Zbierają książki, które potem będą czytać młodzi pacjenci
Pocztowcy dali przykład mieszkańcom Świecia i sami dostarczyli do biblioteki stos książek, które trafią do szpitala psychiatrycznego.
Do końca maja pracownicy Miejskiej Biblioteki Publicznej w Świeciu zbierają książki dla najmłodszych podopiecznych szpitala psychiatrycznego.
Do akcji włączyli się pocztowcy, którzy w piątek przekazali zebrane zbiory. Było to około dwustu publikacji, w większości prac popularnonaukowych dotyczących historii Polski. W ciężarówce, która dostarczyła paczkę, nie zabrakło także młodzieżowych powieści i biografii sławnych ludzi. Przez blisko dziesięć minut kilku listonoszy kursowało między samochodem a blatem bibliotekarzy.
Ci szybko postarali się o wózek, którym kilka razy musieli przewozić książki do magazynu. W międzyczasie z dwoma kartonami młodzieżowych publikacji pojawił się mężczyzna, który pragnął zachować anonimowość.
- Każdy z nas przyniósł, co miał - mówi Katarzyna Ligman, naczelnik świeckiej poczty. - Pewnie każdy, kto ma dorosłe dzieci, zgromadził też książki, z których one wyrosły. Warto się nimi podzielić. Ktoś na pewno z nich skorzysta.

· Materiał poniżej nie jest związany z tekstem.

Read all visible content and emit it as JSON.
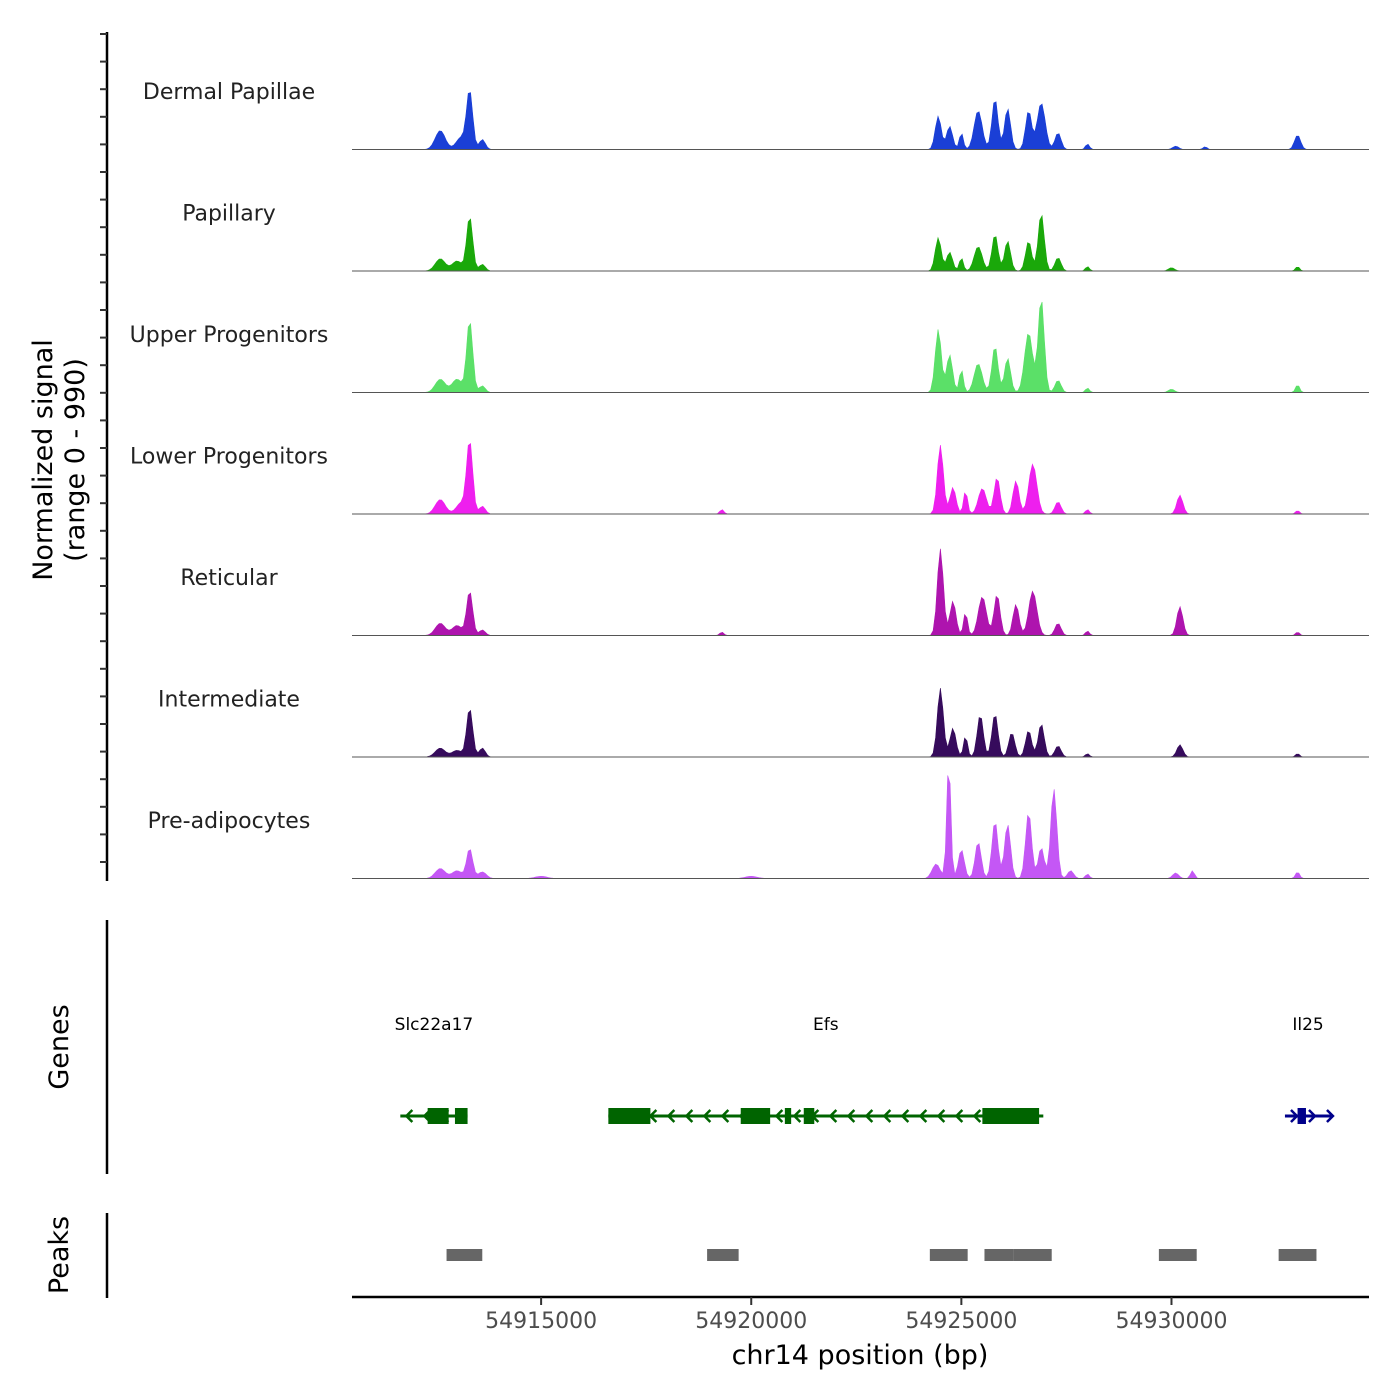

Pomyśleliśmy, że nie możemy pozostać obojętni na ten apel.
Akcję wyposażenia oddziału dziecięcego szpitala psychiatrycznego w książki zainicjowali świeccy bibliotekarze.
Mają odłożone już dwie półki pełne pozycji, które przekażą z końcem miesiąca najstarszej lecznicy w Świeciu.
Okazuje się, że młodzi pacjenci, którzy tam trafiają, z chęcią sięgają do lektury, ale nie mają biblioteki. Dotychczas korzystali z zaangażowania jednego terapeuty, który wypożyczał im książki na własną kartę, ale odszedł z pracy.